Que ce soit à Broadway, à Taiwan ou en Europe, Mummenschanz est connu dans le monde entier depuis 47 ans et présente une centaine de spectacles par an. Floriana Frassetto, cofondatrice, nous parle de cette perle, de souvenirs de ses débuts et de l'avenir.
La Suissesse de 68 ans se souvient comment elle a fondé Mummenschanz en 1972 à Paris avec Andres Bossard et Bernie Schürch. "Je suis toujours étonnée de voir à quelle vitesse le temps passe. 'Mummenschanz' vient du mot 'vermummen' et 'schanz' du français 'la chance'". Peu après sa création, Mummenschanz s'est produit à Broadway et y a conservé sa place pendant trois ans.
La plupart des Américains n'ont cependant pas compris le nom et l'ont appelée "Woman's Chance" ou "Mother's Chance". Elle dit avoir d'innombrables souvenirs de ses années passées à Broadway. "De nombreux acteurs venaient voir notre spectacle". Un soir, Woody Allen était même assis parmi les spectateurs. "Ce qui me plaît le plus à New York, c'est la rencontre de tant de cultures différentes", déclare Floriana Frassetto et ajoute : "Mummenschanz raconte des histoires sur lesquelles tout le monde ressent et pense de la même manière. C'est pourquoi nous, les humains, sommes fondamentalement tous égaux".
Après seulement six mois à Broadway, deux autres formations Mummenschanz ont été constituées et entraînées afin que Mummenschanz puisse être joué dans le monde entier. Aujourd'hui, il n'y a plus qu'un seul groupe - avec des doublures pour les jeunes artistes, afin qu'ils puissent également accepter d'autres engagements. Floriana elle-même est sur scène à chaque représentation et ne semble pas en avoir assez. "Je me sens le mieux quand je suis en tournée au moins six mois par an". La destination préférée de Floriana est la Corée du Sud. "J'adore les gens là-bas - et la nourriture", s'enthousiasme-t-elle. Comme Mummenschanz a sa propre technique de jeu, il n'a jamais été facile de recruter de nouveaux artistes. "Il faut regarder tous ces petits gestes pour arriver à l'essence.
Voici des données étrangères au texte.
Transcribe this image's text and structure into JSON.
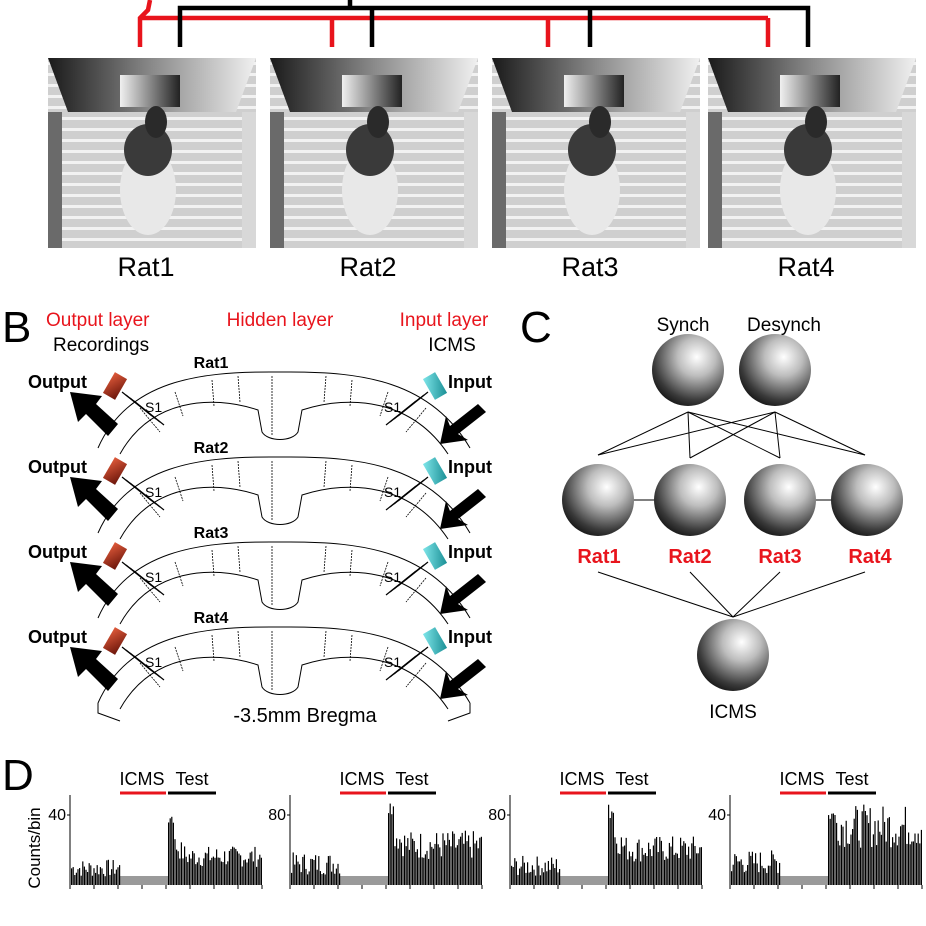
{
  "panel_a": {
    "rat_labels": [
      "Rat1",
      "Rat2",
      "Rat3",
      "Rat4"
    ]
  },
  "panel_b": {
    "letter": "B",
    "output_layer": "Output layer",
    "recordings": "Recordings",
    "hidden_layer": "Hidden layer",
    "input_layer": "Input layer",
    "icms": "ICMS",
    "rows": [
      {
        "rat": "Rat1",
        "output": "Output",
        "input": "Input",
        "s1": "S1"
      },
      {
        "rat": "Rat2",
        "output": "Output",
        "input": "Input",
        "s1": "S1"
      },
      {
        "rat": "Rat3",
        "output": "Output",
        "input": "Input",
        "s1": "S1"
      },
      {
        "rat": "Rat4",
        "output": "Output",
        "input": "Input",
        "s1": "S1"
      }
    ],
    "bregma": "-3.5mm Bregma"
  },
  "panel_c": {
    "letter": "C",
    "synch": "Synch",
    "desynch": "Desynch",
    "rats": [
      "Rat1",
      "Rat2",
      "Rat3",
      "Rat4"
    ],
    "icms": "ICMS"
  },
  "panel_d": {
    "letter": "D",
    "ylabel": "Counts/bin",
    "icms_label": "ICMS",
    "test_label": "Test",
    "plots": [
      {
        "ytick": "40"
      },
      {
        "ytick": "80"
      },
      {
        "ytick": "80"
      },
      {
        "ytick": "40"
      }
    ]
  },
  "colors": {
    "red": "#e8141c",
    "black": "#000000",
    "cyan": "#3bbfc4",
    "orange": "#c0391b",
    "gray": "#9a9a9a"
  }
}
C'est ça, Mummenschanz". Floriana ne se contente toutefois pas de monter sur scène.
Elle crée également des masques et assure la direction artistique du spectacle. "Je suis fascinée par la création de masques, la collaboration avec des collègues et le fait d'avoir toujours de nouvelles idées". Bien que ce dernier point ne soit pas si simple, car les idées ne viennent jamais quand on en a besoin, mais toujours quand on les attend en dernier. On pourrait penser qu'après 47 ans, la nervosité finit par s'estomper. Mais aujourd'hui encore, Floriana garde en elle une saine dose de nervosité à chaque représentation. "On ne sait jamais ce qui nous attend, ni qui est dans le public". Pour sa scène préférée, qu'elle a jouée avec Andres Bossard, cofondateur de Mummenschanz, ils se sont mis de la pâte à gâteau sur le visage, l'ont goûtée et se sont ensuite mangés mutuellement la pâte sur le visage. "Une fois, j'ai mis trop d'eau sur mon visage, si bien que la pâte a claqué sur le sol de la scène". Grâce à l'expérience et aux talents d'improvisation de Floriana, tout s'est finalement bien terminé.
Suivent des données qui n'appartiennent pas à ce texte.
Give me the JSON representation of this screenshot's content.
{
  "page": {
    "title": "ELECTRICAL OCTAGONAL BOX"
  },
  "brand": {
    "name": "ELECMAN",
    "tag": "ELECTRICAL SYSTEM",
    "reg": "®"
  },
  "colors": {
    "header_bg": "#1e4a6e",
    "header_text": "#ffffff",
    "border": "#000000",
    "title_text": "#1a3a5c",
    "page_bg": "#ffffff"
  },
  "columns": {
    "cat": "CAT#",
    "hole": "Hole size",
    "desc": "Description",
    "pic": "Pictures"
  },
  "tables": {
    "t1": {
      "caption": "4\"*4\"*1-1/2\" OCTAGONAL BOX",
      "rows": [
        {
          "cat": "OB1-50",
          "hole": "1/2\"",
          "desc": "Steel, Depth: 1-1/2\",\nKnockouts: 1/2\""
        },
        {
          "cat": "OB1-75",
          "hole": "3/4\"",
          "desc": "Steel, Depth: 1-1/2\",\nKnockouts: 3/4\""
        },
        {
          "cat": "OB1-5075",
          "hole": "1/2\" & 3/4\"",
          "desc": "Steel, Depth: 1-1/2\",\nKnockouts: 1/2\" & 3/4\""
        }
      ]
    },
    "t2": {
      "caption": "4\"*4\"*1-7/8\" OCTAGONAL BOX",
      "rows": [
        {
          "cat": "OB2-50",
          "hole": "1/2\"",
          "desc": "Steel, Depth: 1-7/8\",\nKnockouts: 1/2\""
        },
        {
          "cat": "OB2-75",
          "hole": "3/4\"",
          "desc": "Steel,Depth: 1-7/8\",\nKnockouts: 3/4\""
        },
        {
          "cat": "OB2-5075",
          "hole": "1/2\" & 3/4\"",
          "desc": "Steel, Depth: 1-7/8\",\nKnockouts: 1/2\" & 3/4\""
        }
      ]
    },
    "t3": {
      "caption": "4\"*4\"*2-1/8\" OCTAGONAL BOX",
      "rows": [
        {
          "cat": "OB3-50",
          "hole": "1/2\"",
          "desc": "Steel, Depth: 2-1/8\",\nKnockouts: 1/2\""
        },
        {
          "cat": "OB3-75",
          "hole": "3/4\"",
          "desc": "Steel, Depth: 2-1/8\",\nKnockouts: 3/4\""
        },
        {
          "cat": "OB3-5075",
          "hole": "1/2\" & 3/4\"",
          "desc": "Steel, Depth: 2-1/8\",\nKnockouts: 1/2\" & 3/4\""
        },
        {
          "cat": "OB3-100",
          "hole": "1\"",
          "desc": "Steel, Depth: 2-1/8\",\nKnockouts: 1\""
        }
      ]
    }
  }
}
Depuis 47 ans, Mummenschanz est intemporel. Pour Floriana, il n'y a qu'une seule explication à cela : Mummenschanz pousse les spectateurs à oublier leurs problèmes pendant une heure et demie. "Nous aussi, nous oublions nos problèmes sur scène". Floriana a également vécu des moments difficiles dans sa vie. Par exemple, lors du décès d'Andres. "J'ai pleuré dans la loge avant de mettre le masque. Mais lorsque je suis montée sur scène, j'étais dans un autre monde. C'est pourquoi j'ai appelé le spectacle "You & Me" - chaque personne dans le public ainsi que tous les artistes sur scène plongent ensemble dans un autre monde".
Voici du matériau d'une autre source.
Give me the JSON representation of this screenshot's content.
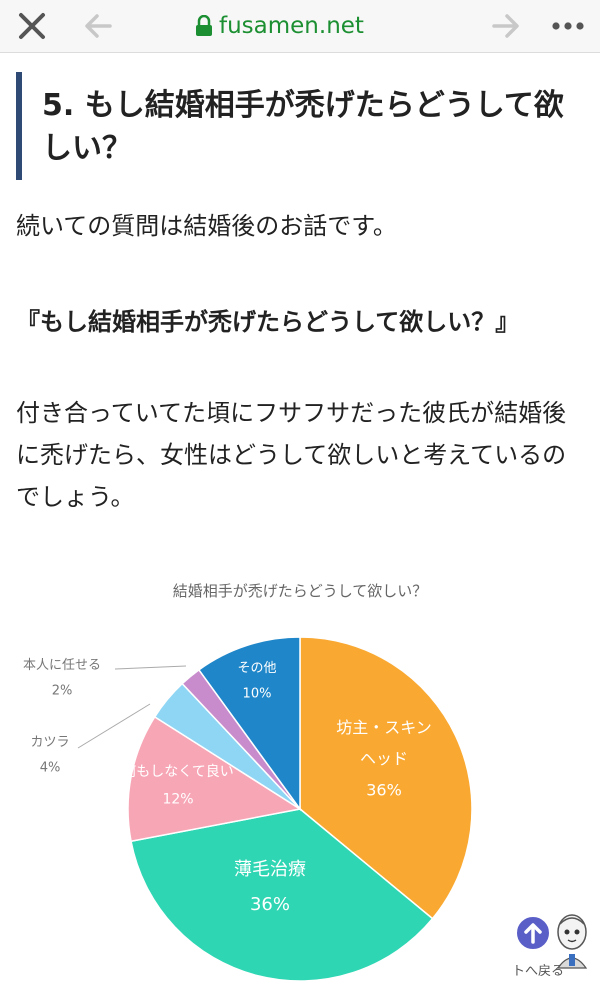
{
  "browser": {
    "url": "fusamen.net",
    "icons": [
      "close-icon",
      "back-arrow-icon",
      "lock-icon",
      "forward-arrow-icon",
      "more-icon"
    ]
  },
  "article": {
    "heading": "5. もし結婚相手が禿げたらどうして欲しい？",
    "intro": "続いての質問は結婚後のお話です。",
    "question": "『もし結婚相手が禿げたらどうして欲しい？』",
    "body": "付き合っていてた頃にフサフサだった彼氏が結婚後に禿げたら、女性はどうして欲しいと考えているのでしょう。"
  },
  "chart_data": {
    "type": "pie",
    "title": "結婚相手が禿げたらどうして欲しい？",
    "slices": [
      {
        "label": "坊主・スキンヘッド",
        "label_lines": [
          "坊主・スキン",
          "ヘッド"
        ],
        "value": 36,
        "value_text": "36%",
        "color": "#f9a932"
      },
      {
        "label": "薄毛治療",
        "label_lines": [
          "薄毛治療"
        ],
        "value": 36,
        "value_text": "36%",
        "color": "#2fd6b3"
      },
      {
        "label": "何もしなくて良い",
        "label_lines": [
          "何もしなくて良い"
        ],
        "value": 12,
        "value_text": "12%",
        "color": "#f7a6b6"
      },
      {
        "label": "カツラ",
        "label_lines": [
          "カツラ"
        ],
        "value": 4,
        "value_text": "4%",
        "color": "#8fd6f5"
      },
      {
        "label": "本人に任せる",
        "label_lines": [
          "本人に任せる"
        ],
        "value": 2,
        "value_text": "2%",
        "color": "#c88ccc"
      },
      {
        "label": "その他",
        "label_lines": [
          "その他"
        ],
        "value": 10,
        "value_text": "10%",
        "color": "#1f86c9"
      }
    ],
    "legend": "none"
  },
  "widgets": {
    "scroll_top_icon": "arrow-up-circle-icon",
    "mascot_icon": "mascot-character-icon",
    "mascot_caption": "トへ戻る"
  }
}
Mummenschanz n'a pas de musique, à l'exception de quelques bruits - ce qui permet de toucher les émotions des gens à un point profond. "Je n'aurais jamais pensé que nous pourrions faire éclore une telle perle". De nombreux spectateurs ont déjà vu Mummenschanz il y a 30 ans et assistent à nouveau au spectacle - avec leurs enfants. "Notre perle peut, nous l'espérons, continuer à exister encore longtemps".